But what precisely has that polite silence gotten us? A situation where it’s easier for some folks to believe “Democrats seeded the storm up into the mountains,” as I heard a man say on a radio call-in show…
than to believe what the scientific community and the plain evidence of eyes and senses have been trying to tell them for decades now.
TL;dr? I can give it to you in a tweet:
The planet is warming. The warming is upsetting the water cycle. The imbalance will stimulate fires and droughts in some places—and much more powerful hurricanes in others. We’re polluting at levels that exceed the carrying capacity of the planet. Unless we reverse course, people will die.
We didn’t listen. Or listened to charlatans and fools. And with Helene, time ran out; our carbon chickens came home to roost.
How did we get here? To a place where we’re captive to fantasies, false claims, and the logic of toddlers? Big Daddy knows how we got here…
… by lying to ourselves and to each other.
I remember when Southern politicians went all in for climate denial. In around 2011 or 2012, the backlash to Al Gore’s An Inconvenient Truth metastasized into something uglier. North Carolina banned all mention of climate factors in state planning processes. Sea levels had been projected to rise 39 inches over the century in a report by the Coastal Resources Commission; obviously, the legislature didn’t like that report.
Anyway, with North Carolina and Florida leading the way, dominoes started falling all over the South and then all over the nation. (Columbia Law School’s Climate Denial Tracker gives a year by year snapshot of this craven record.) We’re talking laws banning the words “global warming” and “climate change.” Laws mandating the teaching of “alternative facts”—oops sorry Kelly Anne Conway, theories. Even laws prohibiting the use of public funds to address climate change?! And we’re not talking in the past—this legislative activity is all from 2024.
This sorry record was not enough for our political class. On September 25, torn between demands by the former president that they shut down the government and the need to get back home to campaign, Congress passed a stopgap spending bill to fund the government until the end of the year. Congressional Republicans got billions in supplemental disaster aid stripped from FEMA’s budget, ostensibly to secure their support, and still supplied every single no vote against the bill.
Speaker of the House Mike Johnson hails from a hurricane-prone state, but apparently not even the storm that brought the weatherman to tears could induce the current GOP to put serving the public’s needs above presidential politics. He’s refusing calls to bring Congress back to approve more funds.
So, GOP pols with dirty hands in this business have had to be, let’s say, creative in assigning fault for their failures—it being much easier, one imagines, for Majorie Taylor Greene to tweet about migrants and weather machines than to level with the folks in Augusta and Valdosta about why she’s playing politics with their lives.

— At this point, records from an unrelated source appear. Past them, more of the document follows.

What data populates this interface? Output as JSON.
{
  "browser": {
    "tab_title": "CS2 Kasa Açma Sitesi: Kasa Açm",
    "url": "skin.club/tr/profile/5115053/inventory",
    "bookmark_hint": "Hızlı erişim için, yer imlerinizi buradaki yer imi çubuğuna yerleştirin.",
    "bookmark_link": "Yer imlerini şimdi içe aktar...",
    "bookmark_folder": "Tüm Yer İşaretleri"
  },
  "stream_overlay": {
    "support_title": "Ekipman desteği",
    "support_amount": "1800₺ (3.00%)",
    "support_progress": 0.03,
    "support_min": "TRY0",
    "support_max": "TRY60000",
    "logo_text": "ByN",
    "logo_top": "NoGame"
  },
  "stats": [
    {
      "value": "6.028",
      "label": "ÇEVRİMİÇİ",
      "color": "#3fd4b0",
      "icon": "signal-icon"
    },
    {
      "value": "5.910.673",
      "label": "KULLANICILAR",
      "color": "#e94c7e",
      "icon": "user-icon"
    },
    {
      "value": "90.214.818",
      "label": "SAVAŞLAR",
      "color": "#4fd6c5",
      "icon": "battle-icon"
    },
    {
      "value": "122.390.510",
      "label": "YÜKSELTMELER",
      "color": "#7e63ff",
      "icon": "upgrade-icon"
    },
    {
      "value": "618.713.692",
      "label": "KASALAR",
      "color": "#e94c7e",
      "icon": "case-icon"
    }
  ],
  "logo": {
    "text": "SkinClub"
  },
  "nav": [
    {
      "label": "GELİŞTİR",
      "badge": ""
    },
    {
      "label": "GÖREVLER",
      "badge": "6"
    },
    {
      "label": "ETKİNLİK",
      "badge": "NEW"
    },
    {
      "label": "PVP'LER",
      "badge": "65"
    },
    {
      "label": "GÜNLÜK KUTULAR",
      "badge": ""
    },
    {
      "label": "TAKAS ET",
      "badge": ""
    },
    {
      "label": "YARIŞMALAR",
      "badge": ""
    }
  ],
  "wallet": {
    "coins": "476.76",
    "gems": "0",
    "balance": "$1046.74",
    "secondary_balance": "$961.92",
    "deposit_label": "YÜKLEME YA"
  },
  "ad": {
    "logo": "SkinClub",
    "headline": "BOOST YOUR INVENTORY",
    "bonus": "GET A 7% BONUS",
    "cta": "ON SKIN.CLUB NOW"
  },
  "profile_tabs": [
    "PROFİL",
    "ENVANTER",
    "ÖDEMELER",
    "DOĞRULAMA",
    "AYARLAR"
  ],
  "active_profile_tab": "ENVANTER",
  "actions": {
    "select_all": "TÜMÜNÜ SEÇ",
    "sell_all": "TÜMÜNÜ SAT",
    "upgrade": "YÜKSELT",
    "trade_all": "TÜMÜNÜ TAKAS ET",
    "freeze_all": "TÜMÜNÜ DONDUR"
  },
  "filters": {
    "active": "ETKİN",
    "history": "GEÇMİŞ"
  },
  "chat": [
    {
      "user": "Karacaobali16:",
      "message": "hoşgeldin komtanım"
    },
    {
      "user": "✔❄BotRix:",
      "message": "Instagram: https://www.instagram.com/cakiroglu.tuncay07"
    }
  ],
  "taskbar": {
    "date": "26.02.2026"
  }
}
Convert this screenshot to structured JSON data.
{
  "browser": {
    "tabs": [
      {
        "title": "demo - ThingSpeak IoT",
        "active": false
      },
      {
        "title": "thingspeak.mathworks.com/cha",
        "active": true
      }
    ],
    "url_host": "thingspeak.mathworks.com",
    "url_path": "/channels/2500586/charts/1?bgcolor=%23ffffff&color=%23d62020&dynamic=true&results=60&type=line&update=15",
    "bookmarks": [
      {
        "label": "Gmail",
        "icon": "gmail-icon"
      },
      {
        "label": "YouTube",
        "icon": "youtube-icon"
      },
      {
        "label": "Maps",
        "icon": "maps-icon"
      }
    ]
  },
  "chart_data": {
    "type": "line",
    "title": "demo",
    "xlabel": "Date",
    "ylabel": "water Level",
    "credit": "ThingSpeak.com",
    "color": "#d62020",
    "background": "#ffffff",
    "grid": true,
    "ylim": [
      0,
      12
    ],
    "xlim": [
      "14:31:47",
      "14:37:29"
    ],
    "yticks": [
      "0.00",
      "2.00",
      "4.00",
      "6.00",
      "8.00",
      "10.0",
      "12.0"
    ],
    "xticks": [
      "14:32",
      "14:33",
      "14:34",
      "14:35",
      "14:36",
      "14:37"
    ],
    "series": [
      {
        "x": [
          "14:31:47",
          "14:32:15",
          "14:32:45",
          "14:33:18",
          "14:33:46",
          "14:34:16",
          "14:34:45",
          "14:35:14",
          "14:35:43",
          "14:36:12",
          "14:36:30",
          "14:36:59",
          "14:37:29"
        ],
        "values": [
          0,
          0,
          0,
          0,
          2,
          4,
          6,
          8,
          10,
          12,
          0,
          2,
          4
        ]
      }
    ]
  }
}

I’m not sure how much longer this mendacity will serve. Last year, Yale’s 2023 Climate Opinion Map showed that 72% of Americans, believe “global warming is happening”—that’s got to be some kind of record.
Of course, for some of us—victims of every hurricane from Katrina through Milton—it’s already too late. But the rest of us, those who know better, can make like John Morales and share what we know.
Also. We can share the voices we trust. For me, out in the wider world, it’s the Charleston Post and Courier’s Tony Bartelme, one of the foremost climate reporters in the South. Tony knows the mountains well and reading his reporting, from a Starbucks in Newberry I’d retreated to to charge my phones after five days without power, helped me understand the tragedy of those beautiful mountain counties.
And right here on Substack, Southlands is essential reading, especially if you’re thinking about our climate future here in the South. Erin Brockovitch has some pretty great ideas about mitigating the storm of pollution these cyclones release as well.
And also, please, be a good neighbor and spend a little time playing whackamole on social media. Not for the trolls, the deluded who want to argue with you about events that you’re experiencing, too. They’re unlikely to listen.
No, do it for the bystanders—the social media “lurkers.” Like that woman shouting “the HELL it’s not climate change!” at Lowe’s—you’ll never know whose heart you may be lifting.